When Camilla finally boards the train, she senses that “the afternoon had taken one step towards evening.” Into this tunnel of time walks Richard Elton, and each of them find someone who has shared the recent trauma. Each of them, also, find someone who is sharing their current, more pervasive, sense of wandering through time, destined to reach the end without having done anything.
The book proceeds to introduce us to many fascinating individuals. Liz and Frances are central characters, fully realized and dealing with their own struggles in this year that has so emphatically changed everything from years before. The biggest concern is just what will each of them do to respond.
Of all of them, Liz is the most firmly ensconced in the present. She is tending to an infant and negotiating her somewhat strained relationship with her husband, but she recognizes how all of this is affecting her two friends. With the suicide that opened the book, we also worry about aging Frances and just what she’ll do if she feels the time that is coming is not worth the effort. But most concerning of all is what Camilla will do, she who feels she’s been languishing for years and who still feels she can benefit her future with further drastic changes, something that blinds her to the threat of Richard Elton, a veteran and a liar who gives off signals of his danger which Camilla willfully disregards. Though we’re right to mistrust Richard just from his interactions with Camilla (something the other characters do), Taylor gives us even more to grapple with. Richard’s past is dangerous, indeed, and he’s working making the future different as well. Here’s something he writes in the privacy of his hotel room:
And because she is the last thing that will ever happen to me, it shall be different from all that went before. More important. I shall make it different and perfect. And I shall never touch her or harm her or lay hands upon her.

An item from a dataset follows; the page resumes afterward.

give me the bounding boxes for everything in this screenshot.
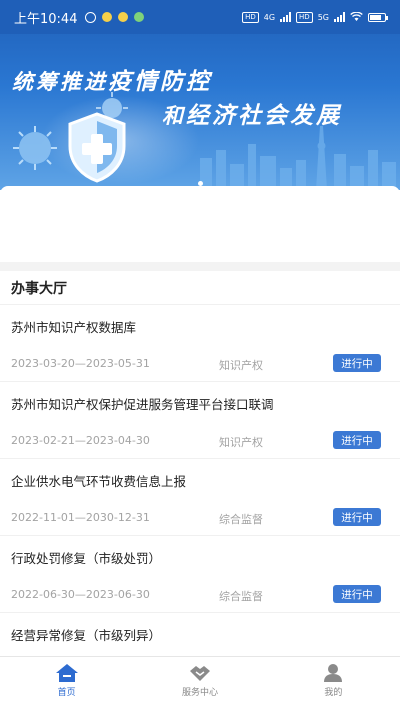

I’ve said a lot about the passage of time, and of course it’s interesting to see how the characters respond to that. But of course what they’re really responding to, and gearing up to face, is the world around them, which time continually change. They hope to enact a modicum of their own will on all of this, which is necessary and foolhardy at the same time.
Though this is an intriguing plot, filled with scandal, murder, suicide, and the constant potential for each of those to happen again at any moment, A Wreath of Roses remains focused on its exploration of more mundane qualities such as regret, disappointment, hopelessness. If you haven’t already done so, take this post as ardent encouragement to get to know Elizabeth Taylor’s work.